©Fr. Elie-Marie

Qui suis-je ? Si ‘étais un animal, je serais un caméléon ( non pas parce que je change d’idées comme on changerait de chemise, c’est plutôt le contraire) et si j’étais un objet, je serais un kaléidoscope.

C’est vous dire, que je ne suis jamais là, où l’on m’attend.
Conservateur, voir ” réac”, pour certains, progressiste et libéral, pour les autres. Je suis sans aucun doute, tout cela à la fois…et rien de cela…

J’ai horreur des étiquettes, bien que par moment, ce serait plus confortable, de se trouver dans une “case”. Si il fallait m’en mettre une (une étiquette), je dirais que je suis un “anarcho-réactionnaire”.

J’ai l’impression d’être un ermite ( c’est en partie vrai), et de regarder avec effroi, notre civilisation s’enfoncer de plus en plus dans la fange de la médiocrité et de la lâcheté, érigée  en art de vivre.
Je suis comme le “dernier des mohicans”, qui regarde s’éteindre avec regret la culture qui a fait l’orgueil de ces concitoyens pendant presque deux millénaires et qui a été enviée par tous les autres.

Je ne suis pas optimiste, ça c’est bon pour nos politiciens ” à la petite semaine”,ou pour nos “marchands de rêve”, qui hantent “la petite lucarne” ou nos centres commerciaux (c’est de plus en plus la même chose : la télé et nos centres commerciaux) qui ne voient en général, pas plus loin que le bout de leur nez…ou des cinq ans de leur mandat; non pas optimiste, mais rempli d’espérance, qui puise sa source dans l’éternité.

Le fait de tenir ce “bleaugue”, est pour moi une façon de résister à ce cancer qui ronge peu à peu notre société.

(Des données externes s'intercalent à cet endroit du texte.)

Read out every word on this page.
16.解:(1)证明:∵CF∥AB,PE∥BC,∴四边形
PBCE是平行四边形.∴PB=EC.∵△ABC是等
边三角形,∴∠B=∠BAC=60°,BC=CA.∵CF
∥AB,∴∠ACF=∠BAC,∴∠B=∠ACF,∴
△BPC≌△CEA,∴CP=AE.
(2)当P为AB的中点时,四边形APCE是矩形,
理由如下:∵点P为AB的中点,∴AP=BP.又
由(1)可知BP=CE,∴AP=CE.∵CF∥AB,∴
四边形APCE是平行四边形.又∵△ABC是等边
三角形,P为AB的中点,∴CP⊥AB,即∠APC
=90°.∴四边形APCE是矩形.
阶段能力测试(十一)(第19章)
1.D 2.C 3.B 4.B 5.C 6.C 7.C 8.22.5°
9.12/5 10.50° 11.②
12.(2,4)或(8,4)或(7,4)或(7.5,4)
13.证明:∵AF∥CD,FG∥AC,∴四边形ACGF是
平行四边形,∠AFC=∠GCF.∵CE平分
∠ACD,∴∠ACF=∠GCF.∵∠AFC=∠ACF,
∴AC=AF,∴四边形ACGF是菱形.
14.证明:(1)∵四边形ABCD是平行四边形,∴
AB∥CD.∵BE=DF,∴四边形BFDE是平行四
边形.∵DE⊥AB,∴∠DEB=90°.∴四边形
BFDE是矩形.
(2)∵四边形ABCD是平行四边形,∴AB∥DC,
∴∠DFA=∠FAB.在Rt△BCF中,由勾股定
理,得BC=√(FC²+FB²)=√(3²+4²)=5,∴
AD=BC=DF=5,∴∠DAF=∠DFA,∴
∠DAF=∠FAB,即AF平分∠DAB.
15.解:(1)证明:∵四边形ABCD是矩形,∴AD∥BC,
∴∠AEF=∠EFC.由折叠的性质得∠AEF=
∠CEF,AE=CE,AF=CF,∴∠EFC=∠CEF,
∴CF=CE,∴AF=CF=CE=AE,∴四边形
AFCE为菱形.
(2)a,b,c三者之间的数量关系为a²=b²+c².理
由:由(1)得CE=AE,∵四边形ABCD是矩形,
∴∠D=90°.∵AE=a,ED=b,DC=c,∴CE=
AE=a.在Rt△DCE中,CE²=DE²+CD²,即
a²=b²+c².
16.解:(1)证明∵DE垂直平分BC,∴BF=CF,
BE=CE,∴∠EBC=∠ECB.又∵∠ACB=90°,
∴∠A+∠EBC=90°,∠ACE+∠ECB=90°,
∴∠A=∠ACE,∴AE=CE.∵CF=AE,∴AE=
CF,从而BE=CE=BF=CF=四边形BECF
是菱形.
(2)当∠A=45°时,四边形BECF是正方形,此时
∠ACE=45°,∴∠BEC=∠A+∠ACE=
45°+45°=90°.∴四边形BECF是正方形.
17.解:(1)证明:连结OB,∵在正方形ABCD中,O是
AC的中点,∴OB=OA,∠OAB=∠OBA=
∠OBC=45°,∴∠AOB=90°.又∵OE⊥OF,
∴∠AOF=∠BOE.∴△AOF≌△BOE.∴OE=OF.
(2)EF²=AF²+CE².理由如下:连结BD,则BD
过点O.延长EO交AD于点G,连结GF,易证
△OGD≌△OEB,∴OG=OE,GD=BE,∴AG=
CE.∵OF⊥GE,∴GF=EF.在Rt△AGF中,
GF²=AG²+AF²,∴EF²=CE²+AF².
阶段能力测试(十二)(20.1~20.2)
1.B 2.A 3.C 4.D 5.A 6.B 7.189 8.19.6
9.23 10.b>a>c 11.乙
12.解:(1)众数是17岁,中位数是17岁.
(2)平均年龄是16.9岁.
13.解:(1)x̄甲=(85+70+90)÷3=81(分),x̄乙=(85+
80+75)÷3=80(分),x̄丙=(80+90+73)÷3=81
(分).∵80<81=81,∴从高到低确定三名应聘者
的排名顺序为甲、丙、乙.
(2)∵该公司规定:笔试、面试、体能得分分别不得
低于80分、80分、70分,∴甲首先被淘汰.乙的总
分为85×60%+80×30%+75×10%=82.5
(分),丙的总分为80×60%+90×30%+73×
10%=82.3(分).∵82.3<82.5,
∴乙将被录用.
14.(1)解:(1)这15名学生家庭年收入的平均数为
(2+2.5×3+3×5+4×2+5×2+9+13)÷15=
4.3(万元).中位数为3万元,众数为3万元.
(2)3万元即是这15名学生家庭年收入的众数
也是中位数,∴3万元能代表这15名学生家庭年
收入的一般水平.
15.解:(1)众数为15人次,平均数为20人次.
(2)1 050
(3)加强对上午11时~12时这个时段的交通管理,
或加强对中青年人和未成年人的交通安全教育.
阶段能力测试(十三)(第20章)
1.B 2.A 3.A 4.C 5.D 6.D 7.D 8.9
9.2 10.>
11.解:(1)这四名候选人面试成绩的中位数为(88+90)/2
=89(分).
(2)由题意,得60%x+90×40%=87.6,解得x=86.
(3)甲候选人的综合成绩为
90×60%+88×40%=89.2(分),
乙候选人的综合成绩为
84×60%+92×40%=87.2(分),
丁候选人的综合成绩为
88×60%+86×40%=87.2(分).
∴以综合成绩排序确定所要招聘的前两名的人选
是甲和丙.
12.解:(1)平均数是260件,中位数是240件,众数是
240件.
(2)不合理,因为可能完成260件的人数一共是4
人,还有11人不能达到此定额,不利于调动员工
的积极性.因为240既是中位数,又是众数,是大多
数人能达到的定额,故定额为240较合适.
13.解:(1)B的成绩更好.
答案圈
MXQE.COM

Je n’ai que l’écriture, pour cela” et encore”.
Je voudrais avoir la colère d’un Léon Bloy, le style sans compromission d’un Céline . Je voudrais aimer la France  comme  Péguy, prier comme un Claudel ou une Marie Noël, affronter mes ombres, comme un Bernanos, Green et tant d’ autres…

Voilà, pour cette brève présentation…Vous n’en saurez pas plus, il faut bien garder une part du mystère, inhérent à l’humaine nature.